Corrosión Mental 174: Capítulo 168.
Corrosión Mental Con un sobresalto, los ojos azules se abrieron y la esfera golpeó contra el interior de los tubos.
Zein retrocedió, cayendo al suelo y jadeando por aire.
Podía escuchar vagamente sonidos, voces provenientes del altavoz, pero sus oídos aún zumbaban y todavía quería vomitar su contenido estomacal en el suelo.
Se arrastró hacia la pared, se apoyó y abrió su máscara para respirar.
El tubo había sido cerrado nuevamente, afortunadamente, así que no tuvo que ingerir niebla de miasma crudo en sus pulmones.
Quería tomar algo de Aguja Dorada ahora mismo, pero las cosas y el encendedor estaban en su abrigo afuera, y había algo más importante que necesitaba hacer ahora mismo.
Después de sentir que había dejado de atragantarse, Zein empujo su cuerpo hacia arriba y golpeó el botón de comunicación con el puño.
—Señor…
—Grabar, —gruñó Zein en el micrófono y escuchó silencio por dos segundos, dos segundos tortuosos, antes de oír ruidos de clic desde la sala de operaciones.
—Grabando.
—Sujeto: Visión.
Ubicación; Zona Mortal, —Zein hizo una pausa para respirar, antes de continuar—.
Una escena de bestias míasmicas marchando juntas hacia una ubicación específica.
El número estimado es entre 300-400 en la superficie.
—continuó Zein— Los tipos observados son los siguientes…
—Las bestias marchantes se dirigen hacia una dirección específica, en la que reside una criatura de nivel superior.
Dicha criatura descubre mi presencia y me llama espía, —hizo una pausa Zein.
Zein hizo una pausa aquí, ya que le resultaba un poco más difícil respirar ahora, probablemente porque no se permitió descansar adecuadamente.

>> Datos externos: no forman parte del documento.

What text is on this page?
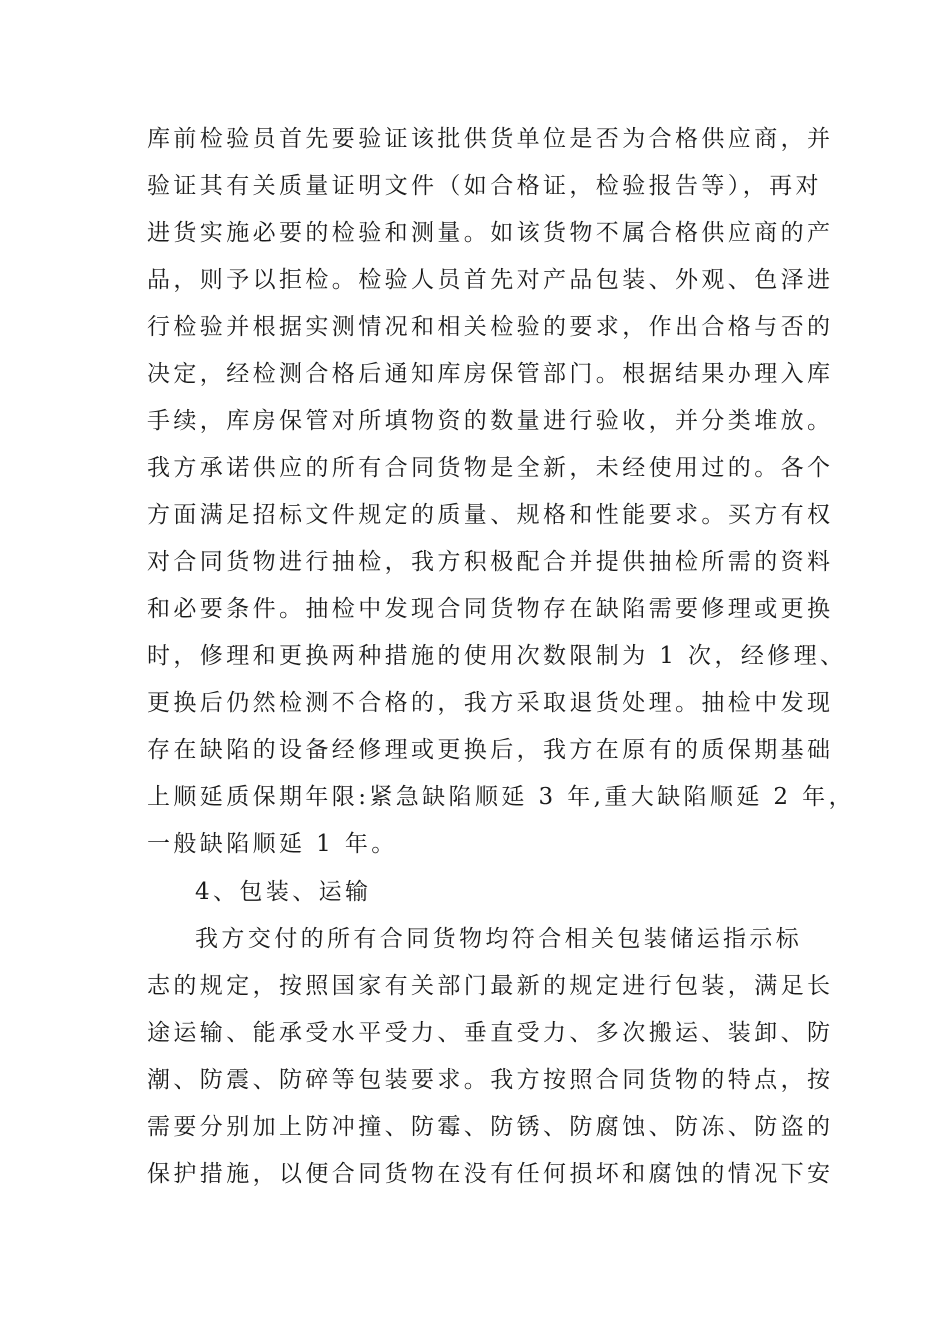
库前检验员首先要验证该批供货单位是否为合格供应商，并
验证其有关质量证明文件（如合格证，检验报告等），再对
进货实施必要的检验和测量。如该货物不属合格供应商的产
品，则予以拒检。检验人员首先对产品包装、外观、色泽进
行检验并根据实测情况和相关检验的要求，作出合格与否的
决定，经检测合格后通知库房保管部门。根据结果办理入库
手续，库房保管对所填物资的数量进行验收，并分类堆放。
我方承诺供应的所有合同货物是全新，未经使用过的。各个
方面满足招标文件规定的质量、规格和性能要求。买方有权
对合同货物进行抽检，我方积极配合并提供抽检所需的资料
和必要条件。抽检中发现合同货物存在缺陷需要修理或更换
时，修理和更换两种措施的使用次数限制为 1 次，经修理、
更换后仍然检测不合格的，我方采取退货处理。抽检中发现
存在缺陷的设备经修理或更换后，我方在原有的质保期基础
上顺延质保期年限:紧急缺陷顺延 3 年,重大缺陷顺延 2 年，
一般缺陷顺延 1 年。
4、包装、运输
我方交付的所有合同货物均符合相关包装储运指示标
志的规定，按照国家有关部门最新的规定进行包装，满足长
途运输、能承受水平受力、垂直受力、多次搬运、装卸、防
潮、防震、防碎等包装要求。我方按照合同货物的特点，按
需要分别加上防冲撞、防霉、防锈、防腐蚀、防冻、防盗的
保护措施，以便合同货物在没有任何损坏和腐蚀的情况下安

Pero quería sacar todo de su memoria antes de que su maldito cerebro decidiera olvidar algunos detalles.
Y antes de que su mente estuviera acosada por la otra cosa que sucedía en su mente.
—Señor…
esto es…
¿es esto cierto?
—preguntó.
Zein levantó la mirada con una expresión inexpresiva.
¿Parecía alguien que se quedaría allí y optaría por realizar un concierto de audiolibros improvisado?
—Yo…
Lo siento, Señor, por favor continúe, —dijo el operador.
—No, ¿no puedes continuar después de que salgas, por el amor de Dios?
—esta vez, no era el operador, sino el Jefe Investigador Fei.
Zein hizo un gesto de despedida con la mano y continuó hablando en el micrófono.
—Especulación; alta posibilidad de comunicación entre los núcleos de Espectro independientemente de las ubicaciones.
Solicitando despliegue de barrera de aislamiento en cada núcleo.
Otro silencio, y luego una serie de maldiciones mientras el Jefe Investigador daba algunas órdenes a los esperes y los guardias.
Zein usó el tiempo para tomar otro respiro profundo y continuó después de un breve descanso.
—El núcleo…ataca el espacio del alma —cerró los ojos y apretó la mesa fuertemente para evitar temblar—.
Esper protege su alma con maná, porque se superpone con sus núcleos de maná.
Los Civiles no tenían tal protección, así que el miasma ataca sus almas, directamente a sus mentes.
Usar…sanación mental…para el investigador en coma…
—Está bien, ¡lo haremos!
¿Ahora puedes salir de ahí y dejarte arreglar?
—Sí…
—¡Gracias!
La observación agresiva de Fei vino con el sonido siseante de la puerta que se abría.
Ahora que la adrenalina lo había dejado, Zein no se sentía particularmente fatigado, a diferencia de cómo usualmente se sentía después de mirar la visión de los fragmentos.
Probablemente porque en lugar de ver una grabación del pasado, acababa de ver lo que estaba ocurriendo actualmente.
Mientras el médico examinaba sus signos vitales, algunos esperes del equipo de seguridad vinieron y hablaron con él sobre la barrera de aislamiento.
Entonces enviaron a cuatro esperes tipo mago para colocar magia de barrera de aislamiento en cada uno de los tubos.
Al ver que el proceso fue aprobado instantáneamente, fue o porque Radia ya les había dado autoridad para actuar sin su sello dorado, o porque ya sabía lo que acababa de suceder.
Pero Zein no podía permitirse preocuparse por ser regañado en este momento.
Solo quería arrastrarse a un rincón y fumar su Aguja Dorada.
Que fue exactamente lo que hizo después de que el médico y el sanador declararan que estaba bien.
Fue a la pequeña habitación cerca de la sala de fragmentos, la que usó la primera vez, y simplemente se apoyó contra la pared, juntando sus rodillas cerca de su pecho y mordiendo la vara de maná.
Porque contrariamente a lo que dijeron el médico y el sanador, Zein no estaba bien.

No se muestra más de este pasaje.